Plants are able to recognise bacterial pathogens through conserved fragments of flagellin (flg22) that bind the cell surface receptor FLS2 in most flowering plants. We previously discovered that a plant-secreted beta-galactosidase (BGAL1) promotes flagellin detection by removing the terminal glycan from glycosylated flagellin polymers, presumably promoting flagellin monomerisation. Here, I will discuss the roles of plant-secreted subtilases in the further release of flg22 from the monomeric flagellin precursor. Unexpectedly, we discovered that inactivation of the flg22 epitope by the same subtilases is a dominant, conserved process that might be a logic consequence of bacteria avoiding recognition by producing epitopes that are inactivated by host-secreted proteases. I will also discuss the identity of a BGAL1 inhibitor secreted by the bacterial model pathogen Pseudomonas syringae pv. tomato DC3000 (PtoDC3000). BGAL1 inhibitor 'glycosyrin' is a novel iminosugar produced by a biosynthesis cluster in PtoDC3000 that is regulated by virulence regulator hrpL and occurs in various P. syringae pathovars isolated from diverse plants. We resolved the glycosyrin biosynthesis, regulation and structure and discovered that it not only suppresses flg22 recognition but also dramatically alters the glycobiology of the host plant.

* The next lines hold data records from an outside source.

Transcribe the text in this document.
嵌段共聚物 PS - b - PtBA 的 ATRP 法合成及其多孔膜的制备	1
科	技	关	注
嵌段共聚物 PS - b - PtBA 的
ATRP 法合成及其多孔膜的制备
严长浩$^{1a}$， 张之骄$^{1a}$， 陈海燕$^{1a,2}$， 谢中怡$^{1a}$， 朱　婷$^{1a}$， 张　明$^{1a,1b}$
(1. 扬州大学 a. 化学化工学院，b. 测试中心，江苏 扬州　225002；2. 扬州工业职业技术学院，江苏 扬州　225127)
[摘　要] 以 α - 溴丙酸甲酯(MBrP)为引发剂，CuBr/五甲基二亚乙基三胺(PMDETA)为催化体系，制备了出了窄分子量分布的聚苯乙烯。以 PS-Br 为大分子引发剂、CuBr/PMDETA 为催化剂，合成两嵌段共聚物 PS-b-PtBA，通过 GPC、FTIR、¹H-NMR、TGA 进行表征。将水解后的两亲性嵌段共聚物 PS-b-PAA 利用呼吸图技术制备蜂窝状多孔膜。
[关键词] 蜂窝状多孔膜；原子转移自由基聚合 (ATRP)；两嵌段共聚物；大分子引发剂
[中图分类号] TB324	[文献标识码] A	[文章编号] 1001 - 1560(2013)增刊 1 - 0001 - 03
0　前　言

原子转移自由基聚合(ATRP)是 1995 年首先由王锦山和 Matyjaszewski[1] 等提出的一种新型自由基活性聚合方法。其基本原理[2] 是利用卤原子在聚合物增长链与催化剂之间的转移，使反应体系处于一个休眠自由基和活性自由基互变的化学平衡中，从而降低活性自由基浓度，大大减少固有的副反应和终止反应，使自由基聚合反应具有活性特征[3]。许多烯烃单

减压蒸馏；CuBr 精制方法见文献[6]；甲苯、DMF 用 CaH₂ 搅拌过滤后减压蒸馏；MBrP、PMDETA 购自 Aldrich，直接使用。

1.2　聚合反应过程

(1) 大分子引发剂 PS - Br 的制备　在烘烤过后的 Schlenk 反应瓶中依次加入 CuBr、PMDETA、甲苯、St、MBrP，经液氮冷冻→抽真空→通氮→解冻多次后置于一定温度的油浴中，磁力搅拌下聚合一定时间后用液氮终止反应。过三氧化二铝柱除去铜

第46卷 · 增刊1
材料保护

Short bio: Renier van der Hoorn studied chemistry at Leiden University, focused on plant molecular biology and biochemistry. He completed his PhD in 2001 in Molecular Phytopathology at Wageningen University, the Netherlands with Prof. Dr. Pierre de Wit, where he worked on the tomato Cf resistance proteins. He secured a Veni grant from the Dutch Research Council and started his own research by introducing activity-based protein profiling (ABPP) in plants, which he established as visiting scientist to the Sainsbury Laboratory in Norwich, UK. He initiated his own laboratory in 2005 at the Max Planck Institute of Cologne as part of the Chemical Genomics Centre of the Max Planck Society. He secured an ERC Consolidator grant and moved to Oxford University in 2013 as Associate Professor and Tutor in Plant Sciences at Somerville College. He became full professor in 2017 and RS4 Research Professor in 2022, when he secured an ERC Advanced grant. His research focusses on improving transient protein expression in plants and using chemical proteomics and structural modeling to uncover extracellular host manipulation mechanisms employed by microbes when colonizing the apoplast.